Campbell police chief gets suspension
By Jeanne Starmack
The Campbell police chief is receiving a three-day suspension of record over two accidental gun discharges in the police station this spring.
The suspension, said the city’s legal counsel, is a record of discipline “on paper,” but Chief Gus Sarigianopoulos will not be suspended from his duties for three days. He will not lose three days’ pay.
Mike Esposito of Clemans Nelson & Associates said “suspension of record” is a mechanism in state law that allows discipline to be on file but still doesn’t cause operational issues for an employer.
“You have to have somebody there to run the department,” Esposito said Tuesday, shortly after Mayor Bill VanSuch issued the notice of discipline.
Should questionable conduct happen again, the mayor could evaluate the situation and discipline could progress as necessary, Esposito said.
VanSuch and Esposito met with the chief Sept. 4 in a predisciplinary hearing to discuss administrative charges against him regarding the discharges. They happened in quick succession, first in Sarigianopoulos’ office and then in the hallway outside the dispatch room, the afternoon of April 17.
An internal affairs investigation, concluded in June, determined the shootings were accidental and a result of human error.

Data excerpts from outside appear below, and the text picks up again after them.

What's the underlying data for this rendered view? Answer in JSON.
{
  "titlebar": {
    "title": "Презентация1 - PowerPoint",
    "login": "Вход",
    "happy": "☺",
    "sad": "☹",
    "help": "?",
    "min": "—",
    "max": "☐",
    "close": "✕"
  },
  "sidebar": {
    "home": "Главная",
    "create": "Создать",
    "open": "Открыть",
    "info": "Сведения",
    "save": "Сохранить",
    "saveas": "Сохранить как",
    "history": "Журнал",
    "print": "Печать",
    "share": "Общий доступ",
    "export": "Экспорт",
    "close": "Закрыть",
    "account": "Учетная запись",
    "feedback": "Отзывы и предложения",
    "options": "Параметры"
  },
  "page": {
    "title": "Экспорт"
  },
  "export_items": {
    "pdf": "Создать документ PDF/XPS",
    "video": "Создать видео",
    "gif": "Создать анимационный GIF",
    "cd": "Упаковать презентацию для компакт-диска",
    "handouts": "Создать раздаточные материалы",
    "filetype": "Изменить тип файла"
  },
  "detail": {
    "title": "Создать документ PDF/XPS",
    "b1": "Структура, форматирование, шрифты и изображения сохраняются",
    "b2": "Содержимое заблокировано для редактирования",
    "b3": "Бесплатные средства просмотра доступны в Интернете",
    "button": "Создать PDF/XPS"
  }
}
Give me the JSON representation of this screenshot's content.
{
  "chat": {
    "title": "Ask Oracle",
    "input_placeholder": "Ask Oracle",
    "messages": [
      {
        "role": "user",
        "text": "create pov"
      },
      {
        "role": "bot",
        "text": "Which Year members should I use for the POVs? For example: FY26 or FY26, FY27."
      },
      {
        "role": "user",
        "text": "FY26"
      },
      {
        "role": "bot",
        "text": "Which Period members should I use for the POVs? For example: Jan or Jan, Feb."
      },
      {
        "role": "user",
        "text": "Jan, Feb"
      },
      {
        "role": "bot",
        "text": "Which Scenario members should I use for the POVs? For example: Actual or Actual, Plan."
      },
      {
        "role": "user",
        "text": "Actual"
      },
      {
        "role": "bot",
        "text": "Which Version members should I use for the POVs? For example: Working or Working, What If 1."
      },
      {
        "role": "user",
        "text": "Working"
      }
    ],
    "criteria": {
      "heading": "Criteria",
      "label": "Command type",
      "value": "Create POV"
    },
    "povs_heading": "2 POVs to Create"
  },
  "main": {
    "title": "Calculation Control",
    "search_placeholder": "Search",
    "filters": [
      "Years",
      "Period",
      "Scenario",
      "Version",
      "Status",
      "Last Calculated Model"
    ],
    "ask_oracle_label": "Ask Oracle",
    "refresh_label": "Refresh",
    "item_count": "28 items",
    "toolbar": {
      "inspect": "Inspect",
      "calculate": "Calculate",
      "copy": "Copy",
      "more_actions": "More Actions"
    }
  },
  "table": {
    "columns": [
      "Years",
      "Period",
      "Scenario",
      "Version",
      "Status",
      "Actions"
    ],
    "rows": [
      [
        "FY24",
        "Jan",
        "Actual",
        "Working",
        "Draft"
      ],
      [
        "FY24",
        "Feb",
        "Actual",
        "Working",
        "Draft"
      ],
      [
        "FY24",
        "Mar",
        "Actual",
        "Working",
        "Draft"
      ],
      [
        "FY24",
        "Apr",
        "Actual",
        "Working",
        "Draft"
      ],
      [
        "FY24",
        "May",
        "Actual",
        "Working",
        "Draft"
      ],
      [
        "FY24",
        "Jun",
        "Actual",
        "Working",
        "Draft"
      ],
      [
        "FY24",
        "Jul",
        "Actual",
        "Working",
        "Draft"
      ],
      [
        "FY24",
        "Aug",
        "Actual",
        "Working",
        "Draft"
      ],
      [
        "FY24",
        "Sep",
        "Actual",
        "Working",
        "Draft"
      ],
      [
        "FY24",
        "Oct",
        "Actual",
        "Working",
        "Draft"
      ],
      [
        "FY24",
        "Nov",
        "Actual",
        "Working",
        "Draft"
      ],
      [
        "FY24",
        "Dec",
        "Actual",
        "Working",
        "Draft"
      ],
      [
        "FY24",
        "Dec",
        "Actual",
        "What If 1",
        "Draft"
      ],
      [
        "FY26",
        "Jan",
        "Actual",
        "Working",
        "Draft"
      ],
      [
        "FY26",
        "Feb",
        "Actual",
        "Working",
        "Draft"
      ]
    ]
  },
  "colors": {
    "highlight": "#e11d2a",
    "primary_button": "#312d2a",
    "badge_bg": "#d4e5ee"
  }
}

The report indicated the gun that misfired, a Colt .45 semiautomatic which was not Sarigianopoulos’ duty weapon, was in a cabinet in his office. He moved the gun to reach for a can of oil behind it when it discharged, he told the investigator.
The chief said he took the magazine out of the gun and went to two officers who were in the dispatch area at the time.
He said he attempted to clear the gun when it discharged again. The bullet struck the floor and sent shrapnel into the wall above the dispatcher’s desk and into the ceiling.
A predisciplinary hearing notice sent by VanSuch to Sarigianopoulos before the Sept. 4 meeting states four allegations:
Failure of good behavior, neglect of duty and misfeasance for careless handling of a firearm and endangering himself and others.
Failure of good behavior, neglect of duty, malfeasance and dishonesty for telling city administrator Jack Dill after the discharges that he did not know what had happened, then saying he “shot at an escaping prisoner.”
Failure of good behavior and malfeasance for implying he had information on people, including VanSuch, that would be released if the city pursued disciplinary action.
Failing to redistribute Youngstown Municipal Housing Authority overtime equitably across the police department despite being instructed to do so.
The chief is being disciplined only for the firearm discharges. VanSuch told The Vindicator on Tuesday he is satisfied with Sarigianopoulos’ explanations over the other allegations.
VanSuch said Sarigianopoulos indicated he wasn’t serious when he told Dill he shot at an escaping prisoner. Sarigianopoulos was upset because he’d given VanSuch reports concerning possible misconduct by two officers, and VanSuch did not act on the reports.
VanSuch said it was not up to him to act alone on the reports.
“We should have sat down and discussed it,” he said. “That wasn’t done.”
He also said the chief believes it is his prerogative to schedule YMHA overtime as he sees fit.
In the notice of discipline, VanSuch commended Sarigianopoulos for taking responsibility for the shootings and for taking remedial gun training.
Sarigianopoulos has the right to appeal the notice within 10 days.
He and his attorney could not be reached Tuesday.